Le visa for music vous a rendu  hommage  lors de son ouverture. Comment ce genre de plateformes professionnelles peuvent-ils faire entendre la voix du peuple palestinien?

Je suis ici comme membre de jury ayant pour tâche la sélection des différents groupes qui participent.  Un hommage m’a été également  rendu lors de l’ouverture de cette édition. En fait, plusieurs artistes palestiniens participent à ce type de salons, plateformes professionnels  et festivals internationaux. Ils essayent malgré toutes les conditions  à créer une dynamique culturelle et artistique. On a des centres culturels, des conservatoires de la musique et de la danse. En Palestine,  le niveau de la musique est très avancé. Nos artistes sont professionnels, ils font de la musique universelle. Ils œuvrent  à  travers ses plateformes  pour le rayonnement de la voix de la Palestine et son peuple.  C’est très important,  parce qu’il y a une vie, une continuité, une culture, des arts et surtout de  notre identité qui sont véhiculés à travers toutes ces initiatives organisées à travers le monde. La présence de nos artistes sur les scènes internationales est un signal non négligeable.

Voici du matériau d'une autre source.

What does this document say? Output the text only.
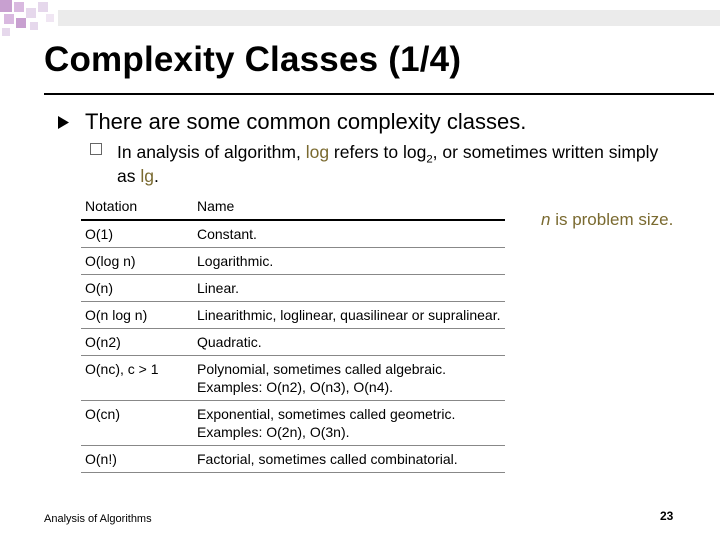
Complexity Classes (1/4)
There are some common complexity classes.
In analysis of algorithm, log refers to $\log_2$, or sometimes written simply as lg.
n is problem size.
Notation	Name
O(1)	Constant.
O(log n)	Logarithmic.
O(n)	Linear.
O(n log n)	Linearithmic, loglinear, quasilinear or supralinear.
O(n2)	Quadratic.
O(nc), c > 1	Polynomial, sometimes called algebraic.
Examples: O(n2), O(n3), O(n4).

O(cn)	Exponential, sometimes called geometric.
Examples: O(2n), O(3n).

O(n!)	Factorial, sometimes called combinatorial.
Analysis of Algorithms	23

Que pensez-vous de certains artistes, notamment arabes qui normalisent avec l’occupation  sous le prétexte de l’art?

En tant  que professionnels du métier, nous refusons, dénonçons toutes formes de normalisation. Nous appelons les artistes arabes de respecter nos revendications, de refuser la normalisation. 38 innocents ont été tués à Gaza la semaine dernière. L’occupation est toujours présente, et nous réfutons chaque type d’occupation.